Beane (brilliantly realised by Cillian Murphy) is the outsider around whom all of the action revolves. Sometimes he is tragically endearing, sometimes he is frighteningly elated, but it is always his journey that the plot centres on. He finds love and it changes him. To say much more would ruin the story for anybody else who wants to go and see it (and you should, really, you should), but there is much laughter along Beane's route, as well as many poignant moments that are touching but never sentimental or mawkish. You always get a strong sense that Beane is the only sane character from the start, despite his status as somebody who others are trying to "fix" or help. So it is only fitting that , ultimately, he gets to help everyone else as well as himself. They learn from him and grow because of him.
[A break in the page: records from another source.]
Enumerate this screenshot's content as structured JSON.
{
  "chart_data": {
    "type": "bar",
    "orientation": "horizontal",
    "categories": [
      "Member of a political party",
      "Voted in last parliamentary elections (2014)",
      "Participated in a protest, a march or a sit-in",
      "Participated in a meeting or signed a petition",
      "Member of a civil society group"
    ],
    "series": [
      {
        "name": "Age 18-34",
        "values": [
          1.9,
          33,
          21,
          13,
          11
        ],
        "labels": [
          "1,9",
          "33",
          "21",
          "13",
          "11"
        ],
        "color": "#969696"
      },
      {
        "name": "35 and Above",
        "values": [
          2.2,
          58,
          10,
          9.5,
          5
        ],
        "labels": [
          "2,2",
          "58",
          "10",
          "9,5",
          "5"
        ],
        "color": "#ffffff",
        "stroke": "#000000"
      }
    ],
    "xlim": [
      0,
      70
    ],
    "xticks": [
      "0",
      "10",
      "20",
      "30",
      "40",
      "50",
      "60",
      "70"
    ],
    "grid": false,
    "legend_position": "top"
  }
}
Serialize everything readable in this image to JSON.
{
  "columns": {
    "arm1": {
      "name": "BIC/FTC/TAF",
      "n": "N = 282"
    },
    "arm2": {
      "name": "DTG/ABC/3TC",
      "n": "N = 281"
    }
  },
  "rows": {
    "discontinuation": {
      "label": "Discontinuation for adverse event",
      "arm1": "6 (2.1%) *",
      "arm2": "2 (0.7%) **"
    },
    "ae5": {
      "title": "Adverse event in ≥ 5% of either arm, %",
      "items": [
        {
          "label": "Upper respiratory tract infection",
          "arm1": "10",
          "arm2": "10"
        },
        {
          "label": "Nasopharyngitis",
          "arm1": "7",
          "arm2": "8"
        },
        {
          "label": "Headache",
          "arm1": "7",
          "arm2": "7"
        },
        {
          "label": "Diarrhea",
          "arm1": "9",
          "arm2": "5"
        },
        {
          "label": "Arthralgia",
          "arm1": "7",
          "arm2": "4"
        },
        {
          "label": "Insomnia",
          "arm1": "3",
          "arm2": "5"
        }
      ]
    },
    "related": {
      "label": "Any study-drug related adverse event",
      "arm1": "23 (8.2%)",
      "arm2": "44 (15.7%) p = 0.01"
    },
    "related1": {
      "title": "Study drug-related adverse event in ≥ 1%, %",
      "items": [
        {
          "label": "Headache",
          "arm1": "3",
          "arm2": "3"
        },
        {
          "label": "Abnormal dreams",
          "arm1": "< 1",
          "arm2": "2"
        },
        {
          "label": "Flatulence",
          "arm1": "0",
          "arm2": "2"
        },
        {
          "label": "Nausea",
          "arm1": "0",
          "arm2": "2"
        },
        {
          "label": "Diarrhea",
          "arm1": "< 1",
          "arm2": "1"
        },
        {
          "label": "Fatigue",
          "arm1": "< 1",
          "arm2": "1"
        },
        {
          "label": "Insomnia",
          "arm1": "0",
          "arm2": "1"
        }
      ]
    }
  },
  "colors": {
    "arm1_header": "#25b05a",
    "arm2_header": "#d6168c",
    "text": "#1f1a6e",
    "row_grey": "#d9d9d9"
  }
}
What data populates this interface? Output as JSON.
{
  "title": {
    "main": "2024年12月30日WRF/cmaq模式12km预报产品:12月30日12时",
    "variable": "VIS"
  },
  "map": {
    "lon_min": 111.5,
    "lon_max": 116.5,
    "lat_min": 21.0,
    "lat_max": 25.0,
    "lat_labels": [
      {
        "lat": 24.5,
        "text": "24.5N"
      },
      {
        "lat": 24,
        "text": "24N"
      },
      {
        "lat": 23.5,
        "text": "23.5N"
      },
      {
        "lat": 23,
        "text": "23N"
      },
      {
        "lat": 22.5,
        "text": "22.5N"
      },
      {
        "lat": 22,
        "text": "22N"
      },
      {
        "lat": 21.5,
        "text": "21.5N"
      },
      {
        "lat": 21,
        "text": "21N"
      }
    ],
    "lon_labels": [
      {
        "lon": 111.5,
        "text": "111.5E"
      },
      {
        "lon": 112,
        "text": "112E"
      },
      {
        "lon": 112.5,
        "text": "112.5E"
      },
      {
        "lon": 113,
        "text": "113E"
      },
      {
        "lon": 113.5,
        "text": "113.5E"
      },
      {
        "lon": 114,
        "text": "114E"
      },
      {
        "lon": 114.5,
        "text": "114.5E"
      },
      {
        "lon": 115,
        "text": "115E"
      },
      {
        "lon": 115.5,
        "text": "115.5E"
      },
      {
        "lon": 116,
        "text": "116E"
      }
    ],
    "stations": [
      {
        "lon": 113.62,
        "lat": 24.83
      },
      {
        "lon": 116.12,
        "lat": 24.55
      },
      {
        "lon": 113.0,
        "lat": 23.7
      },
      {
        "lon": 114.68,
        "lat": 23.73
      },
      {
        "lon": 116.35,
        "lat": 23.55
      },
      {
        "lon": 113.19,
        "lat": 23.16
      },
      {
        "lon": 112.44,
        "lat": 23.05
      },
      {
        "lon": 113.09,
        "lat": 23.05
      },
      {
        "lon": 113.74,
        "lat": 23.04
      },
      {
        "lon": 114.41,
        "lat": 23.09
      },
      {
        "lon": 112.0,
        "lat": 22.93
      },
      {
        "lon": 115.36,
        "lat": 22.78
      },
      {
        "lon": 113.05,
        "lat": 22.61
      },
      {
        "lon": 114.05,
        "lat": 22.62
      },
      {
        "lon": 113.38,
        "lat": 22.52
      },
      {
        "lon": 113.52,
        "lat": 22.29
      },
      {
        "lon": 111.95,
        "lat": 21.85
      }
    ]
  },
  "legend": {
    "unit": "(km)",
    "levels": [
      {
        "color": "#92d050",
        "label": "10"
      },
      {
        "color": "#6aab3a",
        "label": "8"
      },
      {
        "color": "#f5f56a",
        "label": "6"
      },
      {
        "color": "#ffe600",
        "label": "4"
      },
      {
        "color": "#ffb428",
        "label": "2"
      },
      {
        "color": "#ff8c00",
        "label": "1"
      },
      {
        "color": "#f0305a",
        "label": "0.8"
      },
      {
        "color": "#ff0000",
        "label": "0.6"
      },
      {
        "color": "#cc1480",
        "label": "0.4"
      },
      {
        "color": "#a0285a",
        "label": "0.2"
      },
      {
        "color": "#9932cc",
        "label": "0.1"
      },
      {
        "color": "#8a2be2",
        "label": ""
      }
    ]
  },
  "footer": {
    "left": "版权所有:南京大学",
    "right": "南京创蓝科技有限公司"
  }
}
The whole play, from plot to staging, is a triumph of the imagination. As adults we forget how powerful imagination can be and "Love Song" reminded me, at least, of how it felt to just let your mind be free sometimes. It also reminded me how intense music can feel, especially when you're young, maybe most when you're a teenager and you feel as if the lyrics of every love song have deep, significant meanings. And on that note:

"I've got 1,2,3,4,5 senses working overtime...."
Go and see "Love Song" if you can. It's great.